Cross-slab, Sevenchurches, Co. Wicklow
Co. Wicklow |
Crosses & Monuments
Among the many carved stones scattered across the monastic landscape of Glendalough, one modest slab tends to pass without comment.
Standing just over a metre and a half above the ground near the building known as the Priest's House, it is not the tallest stone, not the most elaborately decorated, and carries no inscription legible to a passing visitor. What it has is a single incised Latin cross, its shaft terminating in slightly flared, expanded ends at top and bottom, cut with a restrained precision into grey mica schist. That quiet geometry is its whole argument.

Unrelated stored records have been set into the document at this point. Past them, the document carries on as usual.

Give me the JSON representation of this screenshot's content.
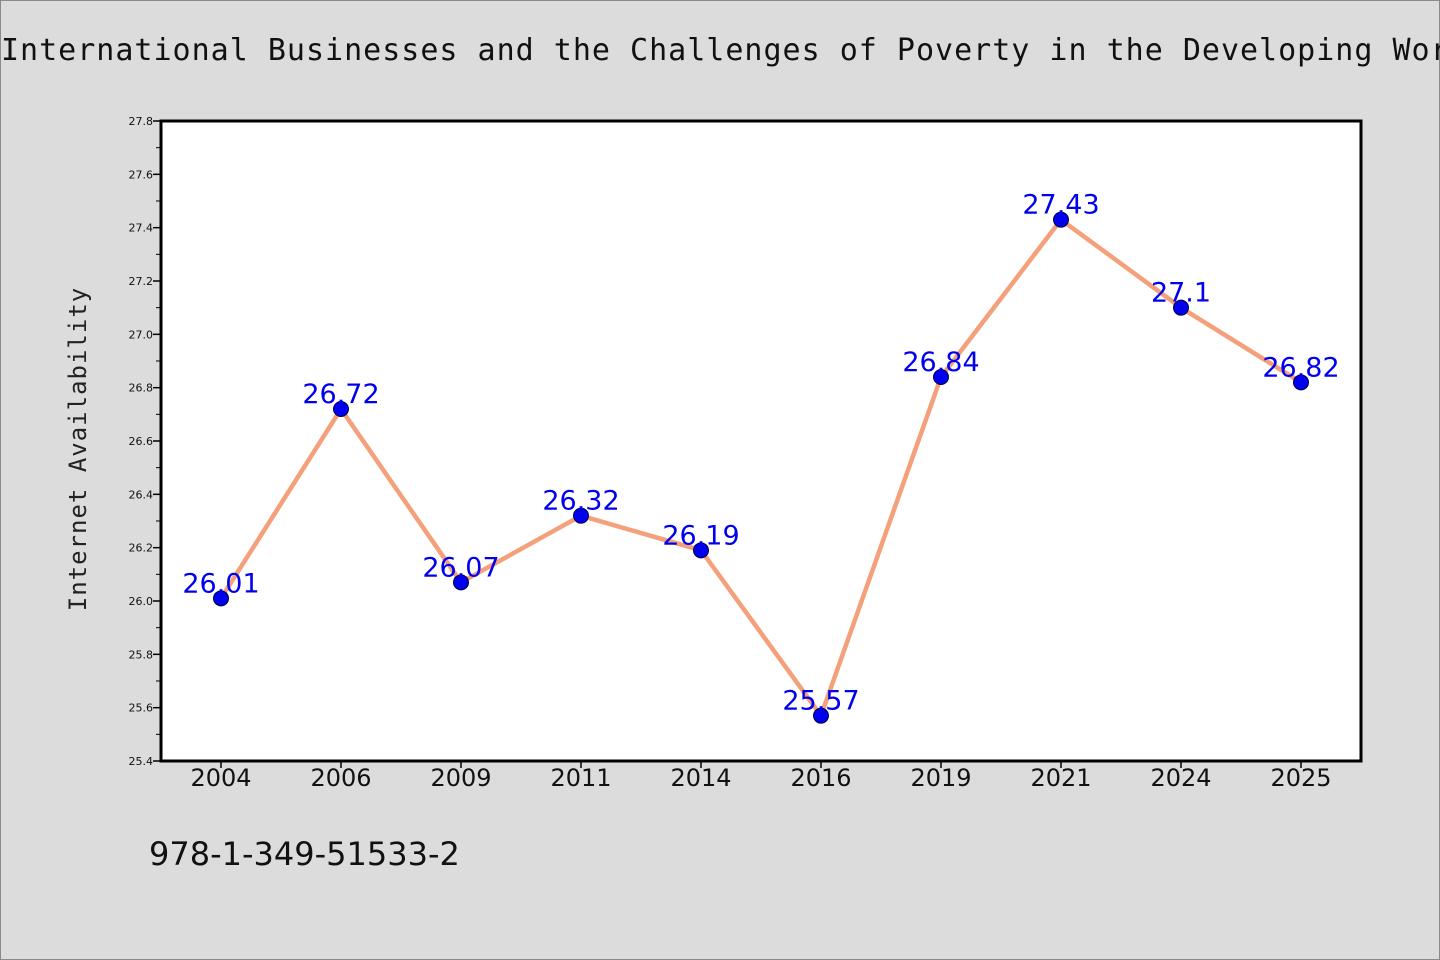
{
  "chart_data": {
    "type": "line",
    "title": "International Businesses and the Challenges of Poverty in the Developing World",
    "xlabel": "",
    "ylabel": "Internet Availability",
    "categories": [
      "2004",
      "2006",
      "2009",
      "2011",
      "2014",
      "2016",
      "2019",
      "2021",
      "2024",
      "2025"
    ],
    "series": [
      {
        "values": [
          26.01,
          26.72,
          26.07,
          26.32,
          26.19,
          25.57,
          26.84,
          27.43,
          27.1,
          26.82
        ],
        "data_labels": [
          "26.01",
          "26.72",
          "26.07",
          "26.32",
          "26.19",
          "25.57",
          "26.84",
          "27.43",
          "27.1",
          "26.82"
        ]
      }
    ],
    "ylim": [
      25.4,
      27.8
    ],
    "yticks": [
      "25.4",
      "25.6",
      "25.8",
      "26.0",
      "26.2",
      "26.4",
      "26.6",
      "26.8",
      "27.0",
      "27.2",
      "27.4",
      "27.6",
      "27.8"
    ],
    "grid": false,
    "legend": "none",
    "colors": {
      "line": "#f4a07a",
      "marker": "#0000ee",
      "data_label": "#0000ee",
      "background": "#dcdcdc",
      "plot_background": "#ffffff"
    }
  },
  "footer": {
    "isbn": "978-1-349-51533-2"
  }
}
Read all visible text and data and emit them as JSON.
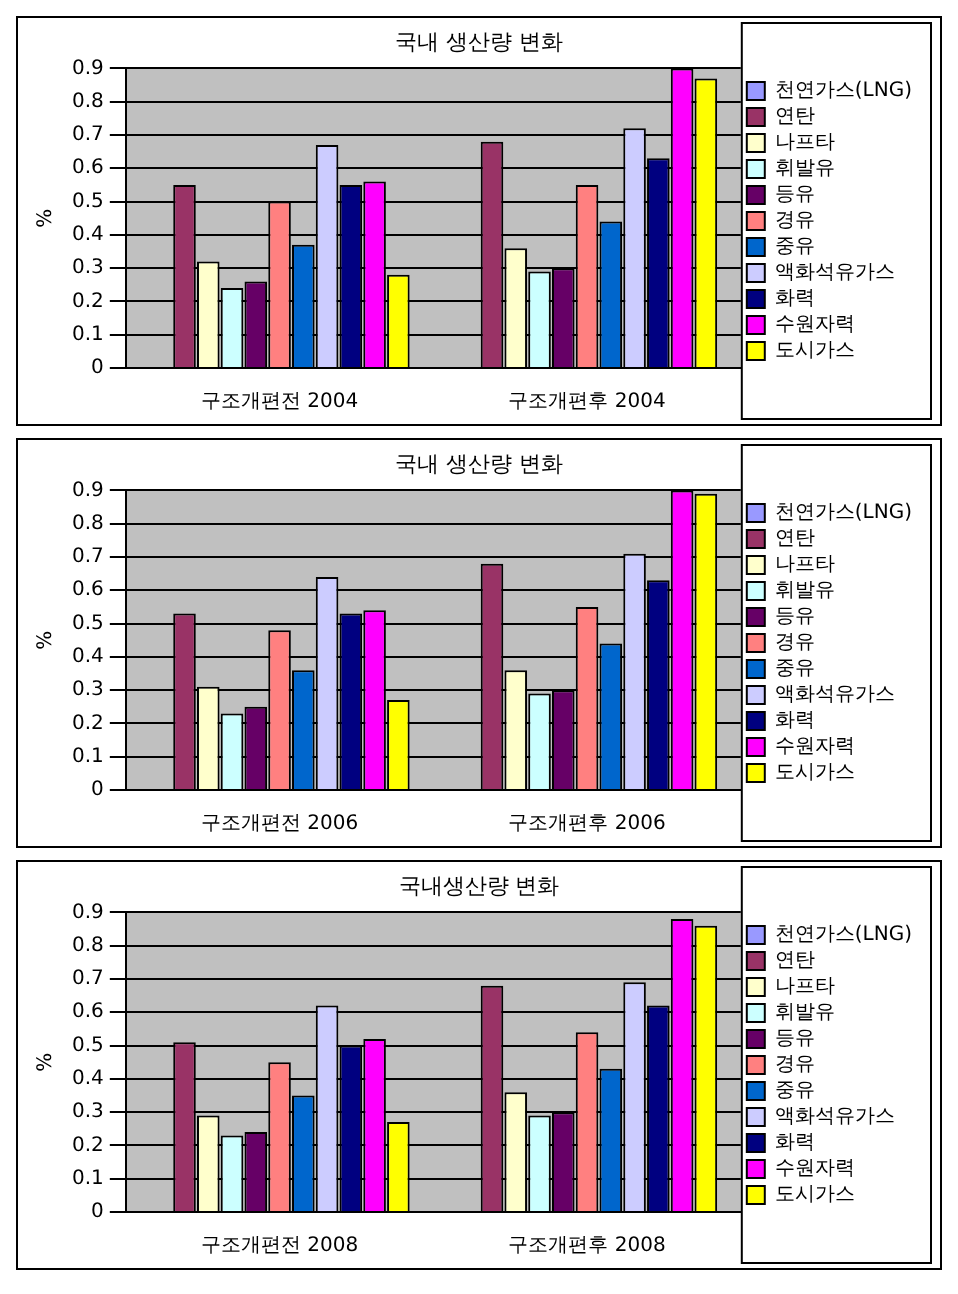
{
  "chart_data": [
    {
      "type": "bar",
      "title": "국내 생산량 변화",
      "ylabel": "%",
      "categories": [
        "구조개편전 2004",
        "구조개편후 2004"
      ],
      "ylim": [
        0,
        0.9
      ],
      "yticks": [
        0,
        0.1,
        0.2,
        0.3,
        0.4,
        0.5,
        0.6,
        0.7,
        0.8,
        0.9
      ],
      "grid": "y",
      "legend": "right",
      "series": [
        {
          "name": "천연가스(LNG)",
          "color": "#9999ff",
          "values": [
            0,
            0
          ]
        },
        {
          "name": "연탄",
          "color": "#993366",
          "values": [
            0.55,
            0.68
          ]
        },
        {
          "name": "나프타",
          "color": "#ffffcc",
          "values": [
            0.32,
            0.36
          ]
        },
        {
          "name": "휘발유",
          "color": "#ccffff",
          "values": [
            0.24,
            0.29
          ]
        },
        {
          "name": "등유",
          "color": "#660066",
          "values": [
            0.26,
            0.3
          ]
        },
        {
          "name": "경유",
          "color": "#ff8080",
          "values": [
            0.5,
            0.55
          ]
        },
        {
          "name": "중유",
          "color": "#0066cc",
          "values": [
            0.37,
            0.44
          ]
        },
        {
          "name": "액화석유가스",
          "color": "#ccccff",
          "values": [
            0.67,
            0.72
          ]
        },
        {
          "name": "화력",
          "color": "#000080",
          "values": [
            0.55,
            0.63
          ]
        },
        {
          "name": "수원자력",
          "color": "#ff00ff",
          "values": [
            0.56,
            0.9
          ]
        },
        {
          "name": "도시가스",
          "color": "#ffff00",
          "values": [
            0.28,
            0.87
          ]
        }
      ]
    },
    {
      "type": "bar",
      "title": "국내 생산량 변화",
      "ylabel": "%",
      "categories": [
        "구조개편전 2006",
        "구조개편후 2006"
      ],
      "ylim": [
        0,
        0.9
      ],
      "yticks": [
        0,
        0.1,
        0.2,
        0.3,
        0.4,
        0.5,
        0.6,
        0.7,
        0.8,
        0.9
      ],
      "grid": "y",
      "legend": "right",
      "series": [
        {
          "name": "천연가스(LNG)",
          "color": "#9999ff",
          "values": [
            0,
            0
          ]
        },
        {
          "name": "연탄",
          "color": "#993366",
          "values": [
            0.53,
            0.68
          ]
        },
        {
          "name": "나프타",
          "color": "#ffffcc",
          "values": [
            0.31,
            0.36
          ]
        },
        {
          "name": "휘발유",
          "color": "#ccffff",
          "values": [
            0.23,
            0.29
          ]
        },
        {
          "name": "등유",
          "color": "#660066",
          "values": [
            0.25,
            0.3
          ]
        },
        {
          "name": "경유",
          "color": "#ff8080",
          "values": [
            0.48,
            0.55
          ]
        },
        {
          "name": "중유",
          "color": "#0066cc",
          "values": [
            0.36,
            0.44
          ]
        },
        {
          "name": "액화석유가스",
          "color": "#ccccff",
          "values": [
            0.64,
            0.71
          ]
        },
        {
          "name": "화력",
          "color": "#000080",
          "values": [
            0.53,
            0.63
          ]
        },
        {
          "name": "수원자력",
          "color": "#ff00ff",
          "values": [
            0.54,
            0.9
          ]
        },
        {
          "name": "도시가스",
          "color": "#ffff00",
          "values": [
            0.27,
            0.89
          ]
        }
      ]
    },
    {
      "type": "bar",
      "title": "국내생산량 변화",
      "ylabel": "%",
      "categories": [
        "구조개편전 2008",
        "구조개편후 2008"
      ],
      "ylim": [
        0,
        0.9
      ],
      "yticks": [
        0,
        0.1,
        0.2,
        0.3,
        0.4,
        0.5,
        0.6,
        0.7,
        0.8,
        0.9
      ],
      "grid": "y",
      "legend": "right",
      "series": [
        {
          "name": "천연가스(LNG)",
          "color": "#9999ff",
          "values": [
            0,
            0
          ]
        },
        {
          "name": "연탄",
          "color": "#993366",
          "values": [
            0.51,
            0.68
          ]
        },
        {
          "name": "나프타",
          "color": "#ffffcc",
          "values": [
            0.29,
            0.36
          ]
        },
        {
          "name": "휘발유",
          "color": "#ccffff",
          "values": [
            0.23,
            0.29
          ]
        },
        {
          "name": "등유",
          "color": "#660066",
          "values": [
            0.24,
            0.3
          ]
        },
        {
          "name": "경유",
          "color": "#ff8080",
          "values": [
            0.45,
            0.54
          ]
        },
        {
          "name": "중유",
          "color": "#0066cc",
          "values": [
            0.35,
            0.43
          ]
        },
        {
          "name": "액화석유가스",
          "color": "#ccccff",
          "values": [
            0.62,
            0.69
          ]
        },
        {
          "name": "화력",
          "color": "#000080",
          "values": [
            0.5,
            0.62
          ]
        },
        {
          "name": "수원자력",
          "color": "#ff00ff",
          "values": [
            0.52,
            0.88
          ]
        },
        {
          "name": "도시가스",
          "color": "#ffff00",
          "values": [
            0.27,
            0.86
          ]
        }
      ]
    }
  ]
}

The stone was catalogued by Patrick Healy in a 1972 Office of Public Works survey of ancient monuments at Glendalough, where it appears as number 168. Healy recorded its dimensions carefully: 0.65 metres wide, roughly 0.11 metres thick on average, a rectangular slab of mica schist, a metamorphic rock common to the Wicklow Mountains, with a characteristically layered, glittering surface. The cross itself is described as a single-line incision, small relative to the face of the stone, with those expanded terminals giving the shaft a subtle emphasis at both ends. This type of cross-slab, in which a simple linear cross is cut directly into a standing stone rather than carved in relief, is one of the older forms of Christian monument found at Irish monastic sites, often associated with grave-marking or the demarcation of sacred space. Its precise date is not recorded, but the form is consistent with early medieval practice at a site like Glendalough, which grew from a hermitage founded by St Kevin in the sixth century into one of the most significant monastic complexes in Ireland. The slab sits approximately 2.1 metres to the west-northwest of the north-west corner of the Priest's House, a Romanesque structure that is itself one of the more enigmatic buildings on the site.